BURLINGTON, Vt. (AP) – As police work to piece together the online correspondence that prompted Brooke Bennett of Braintree to arrange a meeting with an apparent stranger, experts are warning parents to keep tabs on their kids’ Internet use.

Gary Kessler, who teaches digital forensics at Champlain College, said a very low-tech approach can help prevent problems.

“You show an interest in kids’ lives, and you communicate those interests,” he told The Burlington Free Press. “It comes down to what kind of relationship you have with your kids.”

Bennett, who is 12, was last seen Wednesday in Randolph, where her uncle dropped her off after she said she wanted to meet a friend. Police now believe she may have been meeting someone she communicated with on the MySpace social networking Web site.

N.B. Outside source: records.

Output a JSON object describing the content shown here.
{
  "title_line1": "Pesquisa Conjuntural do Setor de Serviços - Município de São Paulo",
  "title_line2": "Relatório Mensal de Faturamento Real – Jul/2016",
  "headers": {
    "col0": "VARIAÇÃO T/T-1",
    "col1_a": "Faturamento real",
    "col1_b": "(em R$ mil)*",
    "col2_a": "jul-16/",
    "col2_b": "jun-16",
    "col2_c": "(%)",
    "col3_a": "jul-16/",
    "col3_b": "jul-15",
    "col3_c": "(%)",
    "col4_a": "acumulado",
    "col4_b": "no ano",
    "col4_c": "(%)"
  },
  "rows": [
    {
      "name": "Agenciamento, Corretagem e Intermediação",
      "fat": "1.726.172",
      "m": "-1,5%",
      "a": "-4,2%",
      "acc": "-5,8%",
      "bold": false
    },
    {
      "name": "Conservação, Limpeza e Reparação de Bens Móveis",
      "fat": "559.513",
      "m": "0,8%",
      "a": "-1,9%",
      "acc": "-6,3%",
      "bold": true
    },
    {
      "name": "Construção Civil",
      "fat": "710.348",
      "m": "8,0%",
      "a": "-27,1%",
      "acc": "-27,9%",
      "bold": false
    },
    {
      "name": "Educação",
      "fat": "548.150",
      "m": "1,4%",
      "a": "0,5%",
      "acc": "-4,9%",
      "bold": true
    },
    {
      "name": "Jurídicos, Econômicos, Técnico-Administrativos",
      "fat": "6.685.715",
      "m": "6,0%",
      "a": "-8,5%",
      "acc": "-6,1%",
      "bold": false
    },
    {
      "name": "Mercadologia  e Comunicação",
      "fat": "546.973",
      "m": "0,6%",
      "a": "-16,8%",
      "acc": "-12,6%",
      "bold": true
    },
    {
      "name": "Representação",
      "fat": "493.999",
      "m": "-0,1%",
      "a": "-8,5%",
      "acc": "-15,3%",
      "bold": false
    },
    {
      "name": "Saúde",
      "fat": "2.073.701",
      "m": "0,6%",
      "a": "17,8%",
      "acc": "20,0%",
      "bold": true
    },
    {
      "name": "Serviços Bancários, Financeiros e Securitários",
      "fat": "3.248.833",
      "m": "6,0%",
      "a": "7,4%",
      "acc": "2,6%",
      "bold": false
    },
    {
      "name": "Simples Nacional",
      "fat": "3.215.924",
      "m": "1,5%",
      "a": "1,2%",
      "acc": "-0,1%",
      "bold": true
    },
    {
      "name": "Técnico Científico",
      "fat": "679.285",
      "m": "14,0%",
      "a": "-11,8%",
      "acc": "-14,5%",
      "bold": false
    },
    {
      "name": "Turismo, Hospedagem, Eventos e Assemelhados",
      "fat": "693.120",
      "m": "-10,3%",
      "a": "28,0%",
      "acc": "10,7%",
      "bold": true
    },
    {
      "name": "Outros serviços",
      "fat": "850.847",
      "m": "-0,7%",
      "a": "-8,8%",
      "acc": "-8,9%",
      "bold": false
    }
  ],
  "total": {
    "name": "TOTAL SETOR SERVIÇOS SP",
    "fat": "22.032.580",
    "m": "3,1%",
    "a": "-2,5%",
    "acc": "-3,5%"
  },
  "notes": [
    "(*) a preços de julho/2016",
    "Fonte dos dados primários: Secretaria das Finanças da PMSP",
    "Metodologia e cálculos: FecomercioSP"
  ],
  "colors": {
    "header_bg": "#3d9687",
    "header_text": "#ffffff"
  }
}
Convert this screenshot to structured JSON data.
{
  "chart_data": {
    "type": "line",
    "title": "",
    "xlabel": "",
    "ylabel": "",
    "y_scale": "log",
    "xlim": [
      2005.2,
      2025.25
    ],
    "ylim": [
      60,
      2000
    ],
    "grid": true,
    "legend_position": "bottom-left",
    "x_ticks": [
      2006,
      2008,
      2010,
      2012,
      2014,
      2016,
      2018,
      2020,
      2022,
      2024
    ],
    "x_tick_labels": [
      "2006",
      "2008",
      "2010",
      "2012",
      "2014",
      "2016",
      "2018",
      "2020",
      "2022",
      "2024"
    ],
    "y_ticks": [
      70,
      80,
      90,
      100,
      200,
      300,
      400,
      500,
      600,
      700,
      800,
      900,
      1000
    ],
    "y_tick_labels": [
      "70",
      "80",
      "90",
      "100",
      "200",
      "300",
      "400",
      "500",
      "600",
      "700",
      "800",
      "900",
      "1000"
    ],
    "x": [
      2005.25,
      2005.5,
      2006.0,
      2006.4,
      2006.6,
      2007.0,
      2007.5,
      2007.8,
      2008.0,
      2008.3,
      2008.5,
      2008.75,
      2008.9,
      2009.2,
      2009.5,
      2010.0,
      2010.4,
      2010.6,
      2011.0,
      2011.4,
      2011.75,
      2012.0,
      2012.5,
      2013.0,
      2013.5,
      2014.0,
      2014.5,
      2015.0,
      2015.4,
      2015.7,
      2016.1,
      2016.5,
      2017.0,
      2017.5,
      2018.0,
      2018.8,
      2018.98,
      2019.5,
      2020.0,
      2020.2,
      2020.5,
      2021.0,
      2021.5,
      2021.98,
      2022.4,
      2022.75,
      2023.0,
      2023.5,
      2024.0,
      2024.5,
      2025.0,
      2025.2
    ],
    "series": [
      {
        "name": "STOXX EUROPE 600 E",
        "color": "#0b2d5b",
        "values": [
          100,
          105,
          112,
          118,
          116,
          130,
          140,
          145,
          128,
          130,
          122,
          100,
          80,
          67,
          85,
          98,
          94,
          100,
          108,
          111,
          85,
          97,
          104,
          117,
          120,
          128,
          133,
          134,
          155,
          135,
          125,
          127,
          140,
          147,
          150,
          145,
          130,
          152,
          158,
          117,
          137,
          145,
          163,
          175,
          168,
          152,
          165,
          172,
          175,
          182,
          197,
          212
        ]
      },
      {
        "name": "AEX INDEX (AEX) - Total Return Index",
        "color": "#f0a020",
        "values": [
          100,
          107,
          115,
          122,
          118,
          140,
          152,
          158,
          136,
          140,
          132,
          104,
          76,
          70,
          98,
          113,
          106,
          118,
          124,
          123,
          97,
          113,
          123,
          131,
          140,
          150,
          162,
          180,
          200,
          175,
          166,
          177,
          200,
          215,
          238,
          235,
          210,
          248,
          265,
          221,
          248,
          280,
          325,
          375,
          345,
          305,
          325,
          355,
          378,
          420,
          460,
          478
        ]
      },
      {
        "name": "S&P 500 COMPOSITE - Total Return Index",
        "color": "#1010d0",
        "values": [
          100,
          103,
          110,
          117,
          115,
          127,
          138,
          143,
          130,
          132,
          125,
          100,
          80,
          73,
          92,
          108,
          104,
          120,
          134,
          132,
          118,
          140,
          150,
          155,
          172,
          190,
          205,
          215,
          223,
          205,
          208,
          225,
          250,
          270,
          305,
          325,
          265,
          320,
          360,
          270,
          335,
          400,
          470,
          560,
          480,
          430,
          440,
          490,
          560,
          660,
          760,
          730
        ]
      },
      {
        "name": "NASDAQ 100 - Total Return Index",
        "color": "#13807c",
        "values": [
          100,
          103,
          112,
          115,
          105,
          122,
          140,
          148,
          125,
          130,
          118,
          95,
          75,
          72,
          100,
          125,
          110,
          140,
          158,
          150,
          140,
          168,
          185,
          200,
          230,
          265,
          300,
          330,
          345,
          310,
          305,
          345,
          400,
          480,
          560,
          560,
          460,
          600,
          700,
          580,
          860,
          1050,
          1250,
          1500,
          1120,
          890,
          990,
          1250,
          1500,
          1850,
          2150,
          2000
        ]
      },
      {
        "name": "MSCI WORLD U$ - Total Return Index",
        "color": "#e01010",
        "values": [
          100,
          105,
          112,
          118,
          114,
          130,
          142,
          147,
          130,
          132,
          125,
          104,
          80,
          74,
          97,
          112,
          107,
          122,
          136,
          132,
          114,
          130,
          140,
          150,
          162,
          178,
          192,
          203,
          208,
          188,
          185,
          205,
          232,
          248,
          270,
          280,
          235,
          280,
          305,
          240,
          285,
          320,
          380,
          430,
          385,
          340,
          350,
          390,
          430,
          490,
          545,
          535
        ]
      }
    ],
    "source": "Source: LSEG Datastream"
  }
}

As outreach coordinator for the Vermont Internet Crimes Task Force, Kessler explores with communities how best to guide virtual encounters. He said it begins at home.

“I’ve never been an advocate for logging where my kids go or filtering what they see because ultimately, they’ll just leave the house and use another computer,” he said. “I keep a computer where we can watch what they’re looking at. When they reach a certain age, we can discuss what the risks are.”

He said parents can help, just by being parents.

“When a kid is ready to drive, we don’t just hand them the keys, do we?”

Kessler said young people are vulnerable to quick invitations of intimacy. And they can be cavalier with personal information.

“We warn kids to be careful around strangers, but we don’t always define what a stranger is,” he said. “Anyone you meet online is a stranger.”

Anonymity emboldens the timid, said Burlington Police Chief Michael Schirling, whose department coordinates statewide efforts to solve and prevent Internet crimes against children.

“It’s an inherent hazard on the Web, and works both ways,” Schirling said. “The youth population enjoys playing at different personas because it’s fun or cool. Offenders leverage anonymity and lie about their own identities.

“It’s a dangerous combination,” he continued. “People say things to each other without having to overcome the fear of getting to know them. The Internet shouldn’t be the social surrogate of society.”